Saturday, October 13, 2012

Joaquim Barbosa: presidente - WALTER CENEVIVA


Joaquim Barbosa: presidente - WALTER CENEVIVA

FOLHA DE SP - 13/10


A auspiciosa nomeação de um presidente negro para o STF é ótima como simbologia das transformações sociais


O ARTIGO 5º da Constituição começa com o enunciado de uma verdade jurídica, mas uma inverdade material: "todos são iguais perante a lei". Será verdadeiro se o lermos como esperança de um vir a ser, compondo programa igualitário para todos os que aqui vivem, com "inviolabilidade do direito à vida, à liberdade, à igualdade, à segurança e à propriedade". O artigo 5º é mais do que ordem jurídica -é uma "norma programática", conforme ensinam os mestres. Retrata a esperança de aprimoramento das condições sociais dos que vivem aqui, para alcançarem realização plena.

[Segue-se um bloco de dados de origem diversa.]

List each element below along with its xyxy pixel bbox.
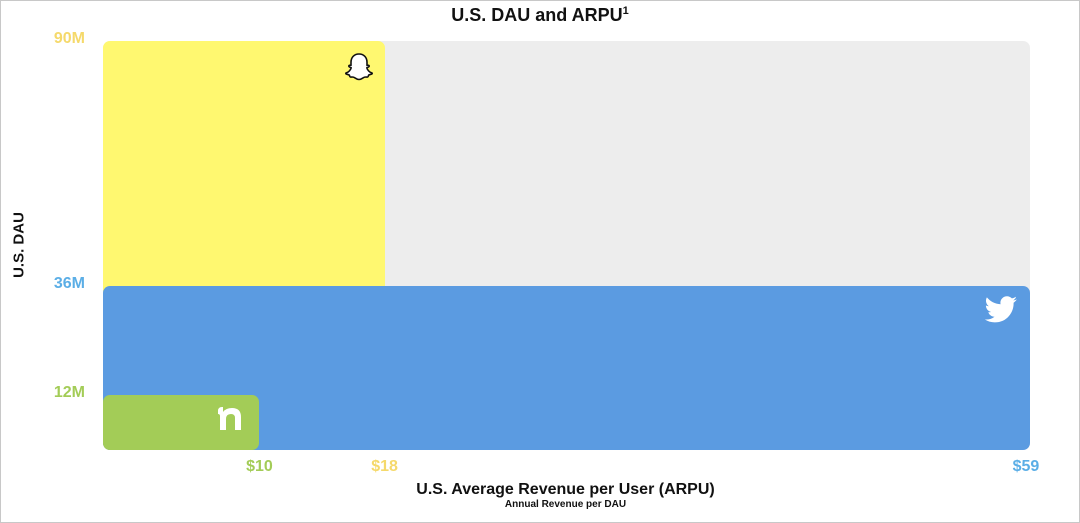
y-tick-90m: 90M xyxy=(53,30,85,47)
chart-title-footnote: 1 xyxy=(622,5,629,17)
chart-title: U.S. DAU and ARPU1 xyxy=(0,5,1080,26)
rect-nextdoor-logo xyxy=(103,395,260,450)
twitter-bird-icon xyxy=(984,296,1018,324)
x-axis-label: U.S. Average Revenue per User (ARPU) xyxy=(416,481,715,498)
x-tick-usd-18: $18 xyxy=(371,458,398,475)
y-tick-36m: 36M xyxy=(53,275,85,293)
snapchat-ghost-icon xyxy=(343,51,375,83)
nextdoor-logo-icon xyxy=(215,403,249,433)
x-tick-usd-10: $10 xyxy=(246,458,273,475)
chart-title-text: U.S. DAU and ARPU xyxy=(451,5,623,25)
y-tick-12m: 12M xyxy=(53,384,85,402)
x-axis-sublabel: Annual Revenue per DAU xyxy=(504,499,627,510)
x-tick-usd-59: $59 xyxy=(1012,458,1040,475)
y-axis-label: U.S. DAU xyxy=(10,212,28,278)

Nesse quadro a auspiciosa nomeação de um presidente negro para o STF (Supremo Tribunal Federal) é boa em si mesma, pelas qualidades que o ministro Joaquim Barbosa já demonstrou no tratamento do direito e no trabalho que tem desenvolvido. É, porém, ótima na simbologia das transformações sociais pelas quais estamos passando. Seu acesso à presidência dá o indício fundamental: a substituição dos dirigentes do STF, segundo o tempo na mesma função permite, no restrito grupo de 11 magistrados, com revezamento de estilos, convicções e mando.

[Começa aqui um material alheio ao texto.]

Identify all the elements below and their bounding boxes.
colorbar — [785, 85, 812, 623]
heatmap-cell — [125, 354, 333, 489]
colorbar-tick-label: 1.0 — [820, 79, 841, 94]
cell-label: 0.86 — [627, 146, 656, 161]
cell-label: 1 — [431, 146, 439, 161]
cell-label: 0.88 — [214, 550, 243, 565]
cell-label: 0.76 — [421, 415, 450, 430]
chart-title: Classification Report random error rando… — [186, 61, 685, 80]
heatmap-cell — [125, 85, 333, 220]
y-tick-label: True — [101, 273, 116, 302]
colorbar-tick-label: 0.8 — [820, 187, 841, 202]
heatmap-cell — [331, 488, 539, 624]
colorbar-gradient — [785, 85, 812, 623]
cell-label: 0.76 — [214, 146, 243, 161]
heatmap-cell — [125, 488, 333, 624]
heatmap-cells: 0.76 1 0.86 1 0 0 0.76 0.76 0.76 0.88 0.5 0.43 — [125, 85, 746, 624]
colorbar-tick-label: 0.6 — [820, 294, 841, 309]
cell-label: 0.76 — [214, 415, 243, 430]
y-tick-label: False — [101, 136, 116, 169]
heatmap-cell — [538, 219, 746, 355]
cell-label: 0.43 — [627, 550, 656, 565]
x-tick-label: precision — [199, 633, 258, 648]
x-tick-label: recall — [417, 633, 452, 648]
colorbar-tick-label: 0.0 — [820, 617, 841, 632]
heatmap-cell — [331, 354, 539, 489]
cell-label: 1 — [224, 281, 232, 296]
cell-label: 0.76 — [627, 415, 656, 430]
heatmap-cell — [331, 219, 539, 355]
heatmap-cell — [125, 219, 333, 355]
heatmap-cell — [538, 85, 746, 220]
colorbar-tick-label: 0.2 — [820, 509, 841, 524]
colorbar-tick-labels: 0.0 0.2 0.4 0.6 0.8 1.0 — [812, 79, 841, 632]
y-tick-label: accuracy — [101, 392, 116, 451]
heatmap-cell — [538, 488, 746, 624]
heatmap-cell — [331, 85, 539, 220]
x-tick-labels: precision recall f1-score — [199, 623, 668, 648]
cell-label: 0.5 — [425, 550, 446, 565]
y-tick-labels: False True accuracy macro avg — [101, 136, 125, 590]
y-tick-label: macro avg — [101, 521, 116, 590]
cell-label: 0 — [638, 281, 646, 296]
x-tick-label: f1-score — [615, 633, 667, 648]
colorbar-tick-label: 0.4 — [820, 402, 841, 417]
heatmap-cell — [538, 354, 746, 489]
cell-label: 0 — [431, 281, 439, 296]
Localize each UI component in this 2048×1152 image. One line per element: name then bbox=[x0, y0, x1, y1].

É evidente, porém, que o caso do ministro Barbosa acrescenta, além do toque da novidade, o preenchimento de um lugar que, desde a criação da Constituição imperial, sob Pedro 1º, foi submetido a duas reservas específicas: só para homens e só para brancos. A lei de então incluiu na capital brasileira (o Rio de Janeiro) um "Supremo Tribunal de Justiça, composto por 11 juízes letrados...", sem fazer referência à cor.

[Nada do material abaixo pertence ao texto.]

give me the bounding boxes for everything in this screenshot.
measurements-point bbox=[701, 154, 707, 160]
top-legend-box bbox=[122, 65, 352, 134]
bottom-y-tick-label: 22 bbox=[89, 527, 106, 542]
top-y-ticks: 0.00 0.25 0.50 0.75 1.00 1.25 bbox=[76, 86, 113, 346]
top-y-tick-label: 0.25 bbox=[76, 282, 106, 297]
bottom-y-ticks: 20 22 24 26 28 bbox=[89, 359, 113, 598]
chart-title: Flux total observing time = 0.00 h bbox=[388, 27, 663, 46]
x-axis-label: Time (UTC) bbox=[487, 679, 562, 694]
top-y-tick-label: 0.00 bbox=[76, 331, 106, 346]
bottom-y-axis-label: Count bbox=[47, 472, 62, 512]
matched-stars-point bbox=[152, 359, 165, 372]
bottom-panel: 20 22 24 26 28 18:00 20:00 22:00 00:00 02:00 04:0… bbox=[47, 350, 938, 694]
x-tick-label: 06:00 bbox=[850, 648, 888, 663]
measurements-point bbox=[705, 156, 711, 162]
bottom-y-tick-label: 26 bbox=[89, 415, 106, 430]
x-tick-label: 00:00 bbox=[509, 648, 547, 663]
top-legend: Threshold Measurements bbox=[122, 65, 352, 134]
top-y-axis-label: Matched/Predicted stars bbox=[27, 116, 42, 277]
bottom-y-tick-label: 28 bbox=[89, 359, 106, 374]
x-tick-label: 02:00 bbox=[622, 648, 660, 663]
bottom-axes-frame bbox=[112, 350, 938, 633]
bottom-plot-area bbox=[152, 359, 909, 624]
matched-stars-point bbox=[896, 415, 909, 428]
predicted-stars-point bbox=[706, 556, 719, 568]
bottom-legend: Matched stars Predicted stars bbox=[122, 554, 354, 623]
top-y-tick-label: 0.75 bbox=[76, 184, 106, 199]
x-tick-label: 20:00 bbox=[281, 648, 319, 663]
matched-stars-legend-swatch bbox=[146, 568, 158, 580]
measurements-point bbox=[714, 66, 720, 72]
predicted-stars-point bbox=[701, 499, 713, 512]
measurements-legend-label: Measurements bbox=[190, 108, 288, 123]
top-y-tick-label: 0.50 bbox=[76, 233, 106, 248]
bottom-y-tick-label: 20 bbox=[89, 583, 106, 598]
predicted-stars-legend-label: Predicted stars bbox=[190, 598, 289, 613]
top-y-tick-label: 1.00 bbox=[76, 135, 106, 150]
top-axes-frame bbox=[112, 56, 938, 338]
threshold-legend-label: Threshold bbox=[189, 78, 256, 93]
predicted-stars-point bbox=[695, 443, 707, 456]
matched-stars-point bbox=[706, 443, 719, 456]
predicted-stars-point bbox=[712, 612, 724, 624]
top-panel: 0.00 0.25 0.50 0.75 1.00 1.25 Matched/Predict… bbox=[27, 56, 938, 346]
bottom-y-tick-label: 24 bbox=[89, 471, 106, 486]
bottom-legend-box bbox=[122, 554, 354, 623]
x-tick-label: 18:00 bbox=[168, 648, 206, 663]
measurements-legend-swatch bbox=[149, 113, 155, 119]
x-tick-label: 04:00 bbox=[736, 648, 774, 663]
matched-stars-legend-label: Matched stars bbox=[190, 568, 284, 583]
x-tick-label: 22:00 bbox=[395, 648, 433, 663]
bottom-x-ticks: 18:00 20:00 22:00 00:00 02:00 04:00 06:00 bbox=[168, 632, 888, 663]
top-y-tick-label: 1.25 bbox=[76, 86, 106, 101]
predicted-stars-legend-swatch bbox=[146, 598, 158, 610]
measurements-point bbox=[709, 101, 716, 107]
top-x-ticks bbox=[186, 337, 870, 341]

"Letrado" caiu em desuso, mas no começo do século 19 indicava o grande conhecedor do direito. A exigência constitucional de hoje requer "notável saber jurídico e reputação ilibada", permitida a escolha pelo presidente da República, sem distinção de sexo, com aprovação do candidato pelo Senado Federal.

É confortante ver a evolução, embora lenta. Nas dezenas de tribunais brasileiros, tanto na área federal quanto na estadual, o número de presidentes negros é muito pequeno. Ainda predomina o sexo masculino, mas já se está no ritmo do equilíbrio entre homens e mulheres. As antigas resistências à presença feminina nos serviços da Justiça, que pareciam irremovíveis até a segunda metade do século 20, hoje são encaradas como passadismo pré-histórico.

Nesse perfil histórico, o ingresso de Joaquim Barbosa na Corte Suprema se fez credenciado por títulos de pós-graduação no país e no exterior, tendo feito carreira no Ministério Público Federal. É o 44º presidente do STF, depois da proclamação da República, sendo o oitavo mineiro a chegar ao cargo, conforme o decano do tribunal, ministro José Celso de Mello Filho, informou no discurso de saudação. A conduta de Barbosa no processo do "mensalão" sugere que está pronto para os embates da presidência.

A escolha simultânea do ministro Ricardo Lewandowski para vice-presidente gerou alguma preocupação, pois ele e Barbosa tiveram discordâncias ásperas no exame dos processos. A preocupação está abrandada, pois ambos receberam nove votos de dez votantes, a indicar que cada um dos eleitos escolheu o outro. Foi bom prenúncio, da parte de ambos, para os ajustes das responsabilidades recíprocas na chefia do tribunal.